The mining group had to temporarily suspend its activities at the Las Bambas project in May due to protests over demands to hire more local residents and improve infrastructure.
Environmentalists are also concerned about the new project as the mine requires huge quantities of water, something which is in short supply in the high Andean plateau region. Agriculture, cattle-raising and drinking water could also be under threat.
Peru is not the only South American country affected by pressures on water resources.
Alumbrera mine
“Argentina has just passed a law protecting its glaciers from the mining industry, but as the mining lobby is so powerful it is only being applied to a very limited extent,” explained Hernan Gilardi from Greenpeace Argentina.
Before moving in, mining firms often promise the earth to poor regions. Promises can appeal to local governments but may remain unfulfilled once the concession is granted.
The case of the Alumbrera mine in Argentina, which lies 1,100km northeast of Buenos Aires and which is half owned by Xstrata, is revealing.
Before work started at one of the ten biggest copper and gold mines in the world, the mining giant and local leaders promised to build a housing area for 5,000 residents, a hospital, new schools and create 1,800 new jobs.
Fifteen years later, none of those promises have been kept according to a March 2010 article in Pagina 12, one of Argentina’s biggest dailies.

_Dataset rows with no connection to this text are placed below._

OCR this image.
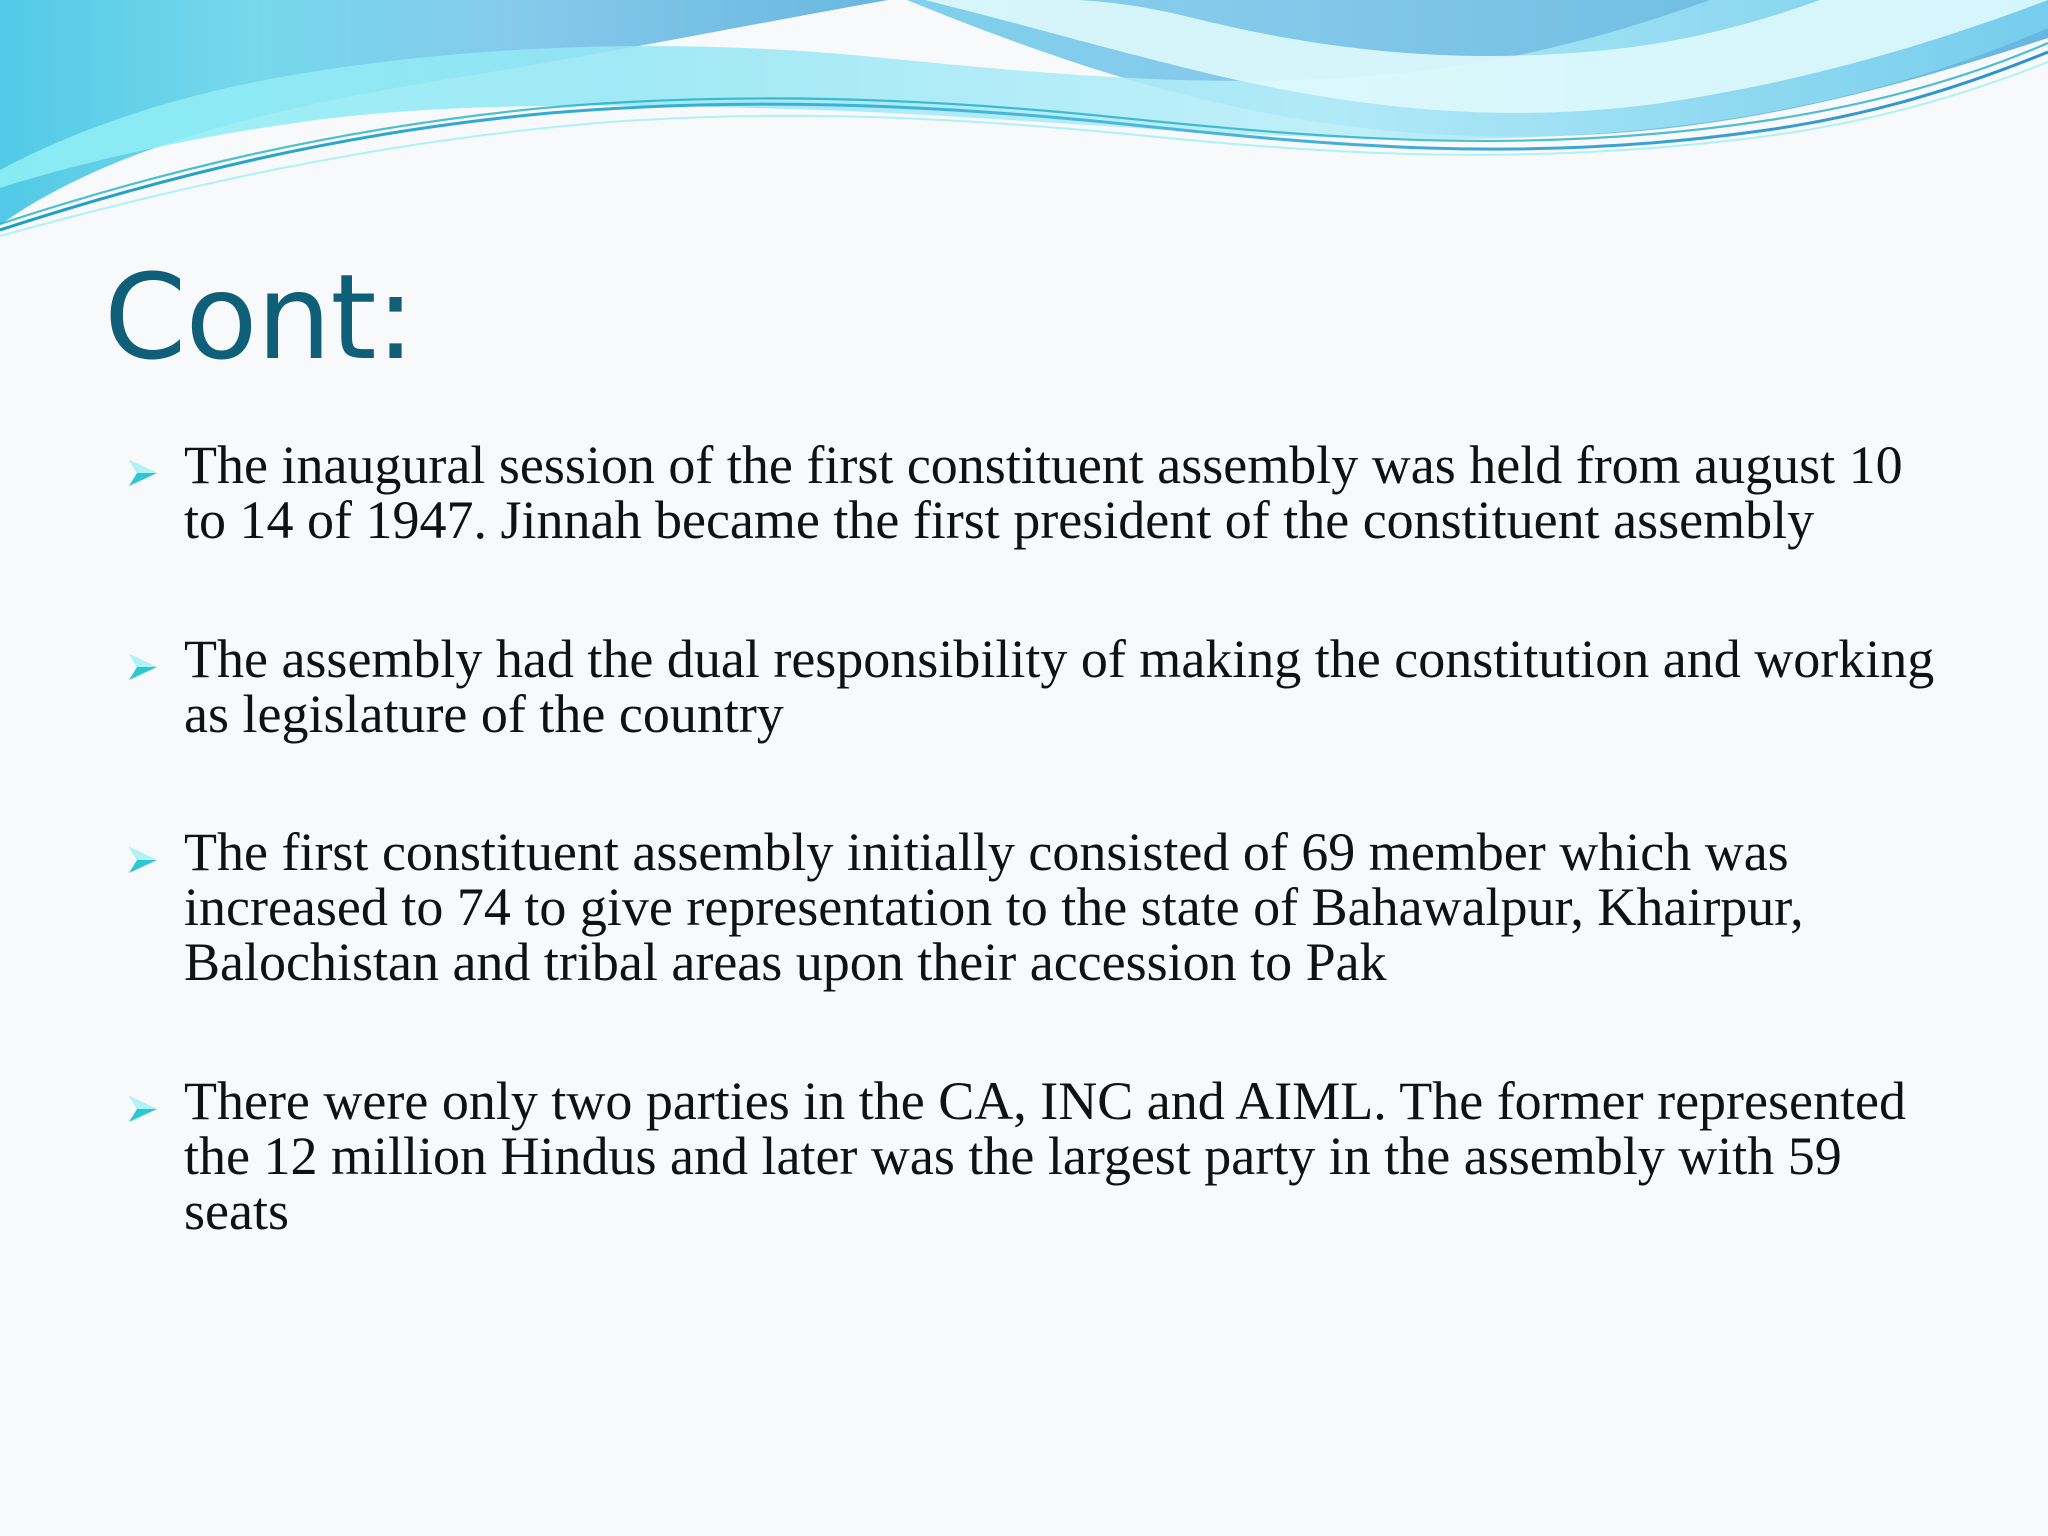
Cont:
The inaugural session of the first constituent assembly was held from august 10 to 14 of 1947. Jinnah became the first president of the constituent assembly
The assembly had the dual responsibility of making the constitution and working as legislature of the country
The first constituent assembly initially consisted of 69 member which was increased to 74 to give representation to the state of Bahawalpur, Khairpur, Balochistan and tribal areas upon their accession to Pak
There were only two parties in the CA, INC and AIML. The former represented the 12 million Hindus and later was the largest party in the assembly with 59 seats
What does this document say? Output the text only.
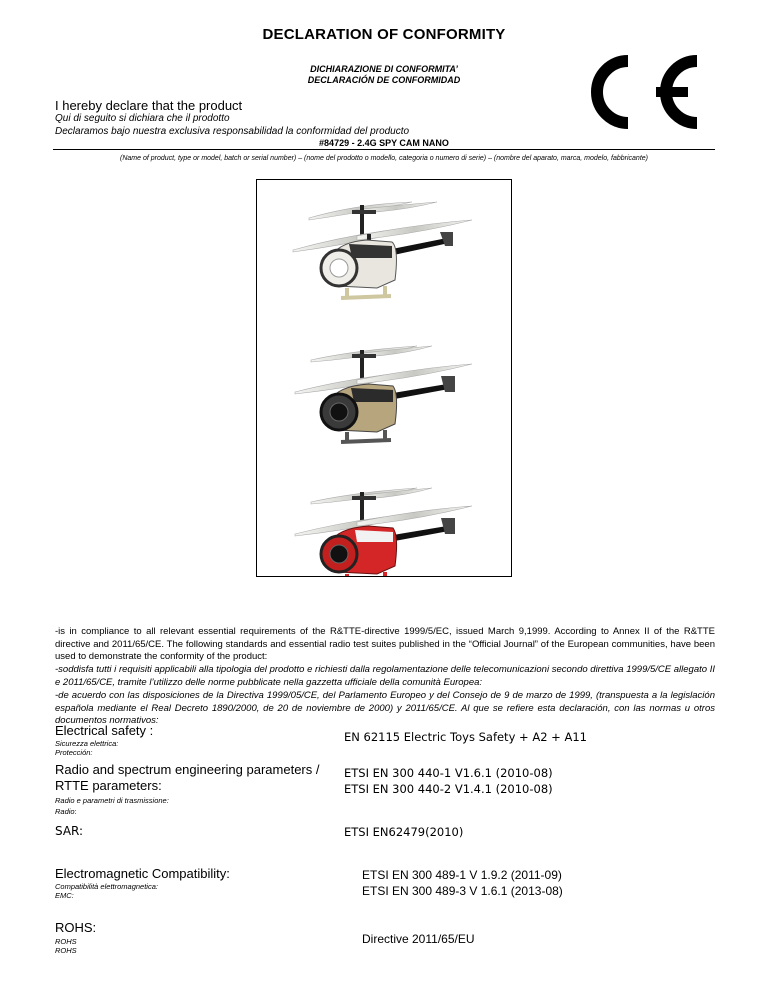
DECLARATION OF CONFORMITY
DICHIARAZIONE DI CONFORMITA’
DECLARACIÓN DE CONFORMIDAD
I hereby declare that the product
Qui di seguito si dichiara che il prodotto
Declaramos bajo nuestra exclusiva responsabilidad la conformidad del producto
#84729 - 2.4G SPY CAM NANO
(Name of product, type or model, batch or serial number) – (nome del prodotto o modello, categoria o numero di serie) – (nombre del aparato, marca, modelo, fabbricante)
-is in compliance to all relevant essential requirements of the R&TTE-directive 1999/5/EC, issued March 9,1999. According to Annex II of the R&TTE directive and 2011/65/CE. The following standards and essential radio test suites published in the “Official Journal” of the European communities, have been used to demonstrate the conformity of the product:
-soddisfa tutti i requisiti applicabili alla tipologia del prodotto e richiesti dalla regolamentazione delle telecomunicazioni secondo direttiva 1999/5/CE allegato II e 2011/65/CE, tramite l’utilizzo delle norme pubblicate nella gazzetta ufficiale della comunità Europea:
-de acuerdo con las disposiciones de la Directiva 1999/05/CE, del Parlamento Europeo y del Consejo de 9 de marzo de 1999, (transpuesta a la legislación española mediante el Real Decreto 1890/2000, de 20 de noviembre de 2000) y 2011/65/CE. Al que se refiere esta declaración, con las normas u otros documentos normativos:
Electrical safety :
Sicurezza elettrica:
Protección:
EN 62115 Electric Toys Safety + A2 + A11
Radio and spectrum engineering parameters /
RTTE parameters:
Radio e parametri di trasmissione:
Radio:
ETSI EN 300 440-1 V1.6.1 (2010-08)
ETSI EN 300 440-2 V1.4.1 (2010-08)
SAR:	ETSI EN62479(2010)
Electromagnetic Compatibility:
Compatibilità elettromagnetica:
EMC:
ETSI EN 300 489-1 V 1.9.2 (2011-09)
ETSI EN 300 489-3 V 1.6.1 (2013-08)
ROHS:
ROHS
ROHS
Directive 2011/65/EU
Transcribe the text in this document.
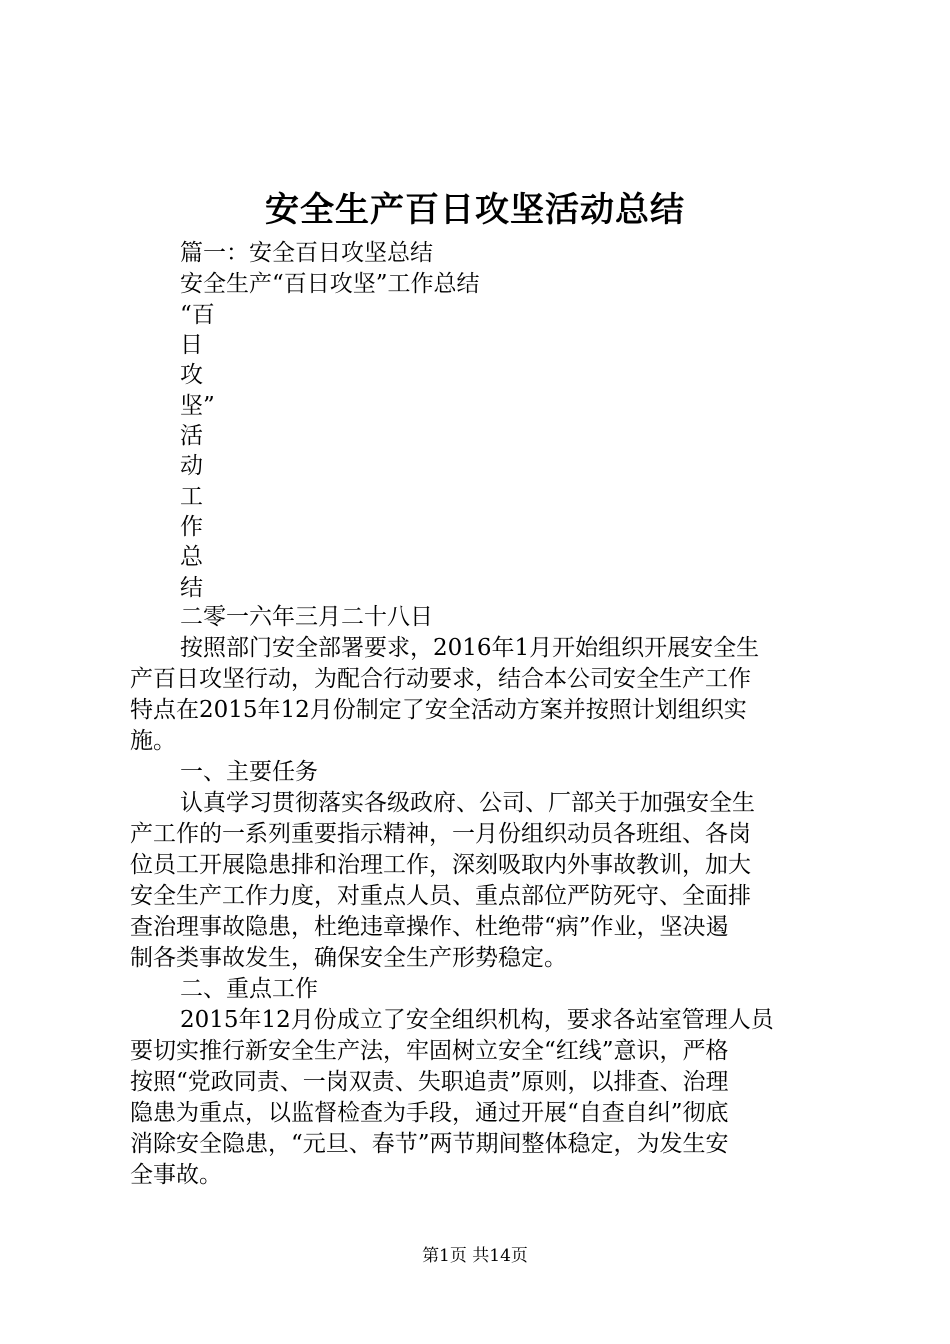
安全生产百日攻坚活动总结

篇一：安全百日攻坚总结

安全生产“百日攻坚”工作总结

“百

日

攻

坚”

活

动

工

作

总

结

二零一六年三月二十八日

按照部门安全部署要求，2016年1月开始组织开展安全生

产百日攻坚行动，为配合行动要求，结合本公司安全生产工作

特点在2015年12月份制定了安全活动方案并按照计划组织实

施。

一、主要任务

认真学习贯彻落实各级政府、公司、厂部关于加强安全生

产工作的一系列重要指示精神，一月份组织动员各班组、各岗

位员工开展隐患排和治理工作，深刻吸取内外事故教训，加大

安全生产工作力度，对重点人员、重点部位严防死守、全面排

查治理事故隐患，杜绝违章操作、杜绝带“病”作业，坚决遏

制各类事故发生，确保安全生产形势稳定。

二、重点工作

2015年12月份成立了安全组织机构，要求各站室管理人员

要切实推行新安全生产法，牢固树立安全“红线”意识，严格

按照“党政同责、一岗双责、失职追责”原则，以排查、治理

隐患为重点，以监督检查为手段，通过开展“自查自纠”彻底

消除安全隐患，“元旦、春节”两节期间整体稳定，为发生安

全事故。

第1页 共14页
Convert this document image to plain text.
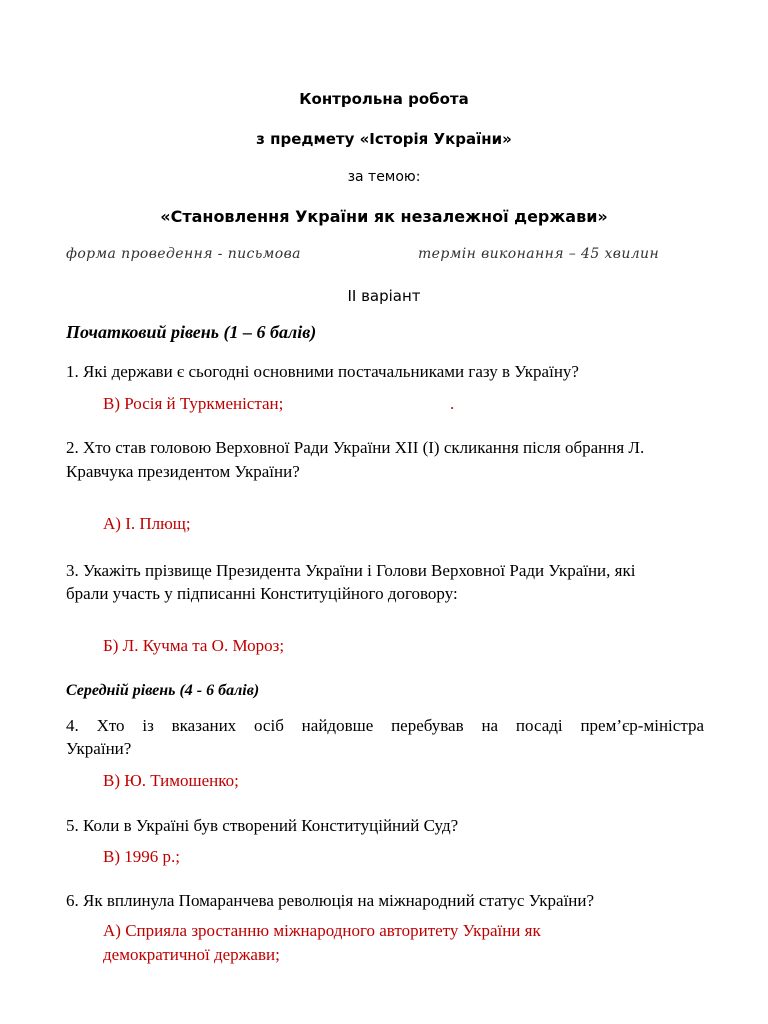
Контрольна робота

з предмету «Історія України»

за темою:

«Становлення України як незалежної держави»

форма проведення - письмова	термін виконання – 45 хвилин

ІІ варіант

Початковий рівень (1 – 6 балів)

1. Які держави є сьогодні основними постачальниками газу в Україну?

В) Росія й Туркменістан;	.

2. Хто став головою Верховної Ради України ХІІ (І) скликання після обрання Л.

Кравчука президентом України?

А) І. Плющ;

3. Укажіть прізвище Президента України і Голови Верховної Ради України, які

брали участь у підписанні Конституційного договору:

Б) Л. Кучма та О. Мороз;

Середній рівень (4 - 6 балів)

4. Хто із вказаних осіб найдовше перебував на посаді прем’єр-міністра

України?

В) Ю. Тимошенко;

5. Коли в Україні був створений Конституційний Суд?

В) 1996 р.;

6. Як вплинула Помаранчева революція на міжнародний статус України?

А) Сприяла зростанню міжнародного авторитету України як

демократичної держави;
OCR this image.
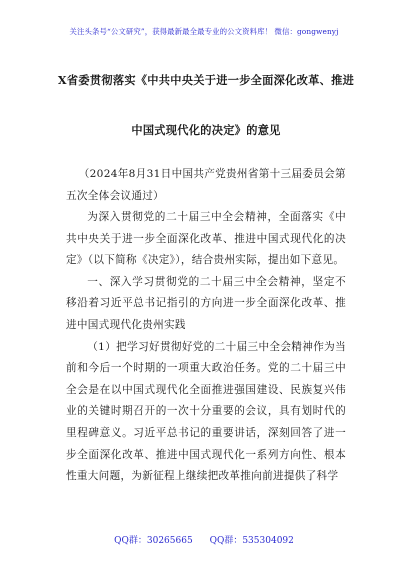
关注头条号“公文研究”，获得最新最全最专业的公文资料库！ 微信：gongwenyj
X省委贯彻落实《中共中央关于进一步全面深化改革、推进
中国式现代化的决定》的意见
（2024年8月31日中国共产党贵州省第十三届委员会第五次全体会议通过）

为深入贯彻党的二十届三中全会精神，全面落实《中共中央关于进一步全面深化改革、推进中国式现代化的决定》（以下简称《决定》），结合贵州实际，提出如下意见。

一、深入学习贯彻党的二十届三中全会精神，坚定不移沿着习近平总书记指引的方向进一步全面深化改革、推进中国式现代化贵州实践

（1）把学习好贯彻好党的二十届三中全会精神作为当前和今后一个时期的一项重大政治任务。党的二十届三中全会是在以中国式现代化全面推进强国建设、民族复兴伟业的关键时期召开的一次十分重要的会议，具有划时代的里程碑意义。习近平总书记的重要讲话，深刻回答了进一步全面深化改革、推进中国式现代化一系列方向性、根本性重大问题，为新征程上继续把改革推向前进提供了科学

QQ群：30265665 QQ群：535304092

Claims that Xstrata denies, with the company saying that over 2,000 people work on the site and SFr25 million have been invested in infrastructure projects since 1999.
Liberal laws
The water problem is also acute in this area. For over 13 years people living along the nearby river that supplies the mine have complained of serious pollution that affects the water and their health.
Xstrata says that it has taken all the necessary water protection measures and that water use as well as waste management are regularly checked by the federal authorities and the universities of Tucuman and Santiago del Estero.
The comapny adds that environmental management systems consistent with ISO14001 and international best practice standards are in place.
However, there are doubts about how Xstrata deals with mining waste.
Local communities launched legal action against the vice-president of the company’s copper division, Julian Rooney, for environmental damage. The case was however thrown out by the Argentinian courts.
“If you compare them with Australia, Canada or the United States, the environmental or social laws are a lot less stringent in Latin America,” explained De Chavez. “We have very liberal laws and the state hardly checks anything.”
Peru is the world’s leading producer of silver, the second biggest producer of copper, the third biggest for zinc and tin and the fifth largest producer of gold.
South American mines, and Peru in particular, have some of the highest concentrations of metal ore in the world.
The Corihuarmi gold mine, situated at 5,000m in the Andes, is one of the most profitable in the world. The cost to extract one ounce of gold is $300 while the market rate is $1,500 an ounce.
The mining sector represents 62 per cent of Peru’s exports and from 2008-2012 attracted $20 billion in investments. To date, only ten per cent of its territory has been exploited.
The Las Bambas mine is located at 4,200 metres in the middle of the Andes Mountains, 80 kilometres south of the city Cuzco.
From 2014 the mine is expected to produce 400,000 tonnes of copper per year for the first five years, and then 320,000 a year for the next 15 years.
Xstrata plan to build a 210 km-long conveyor belt through the mountains to transport materials to the existing rail network.
Once it is finished, Las Bambas, which will cost SFr4 billion, will be one of the two biggest copper mines in the world built over the past five years.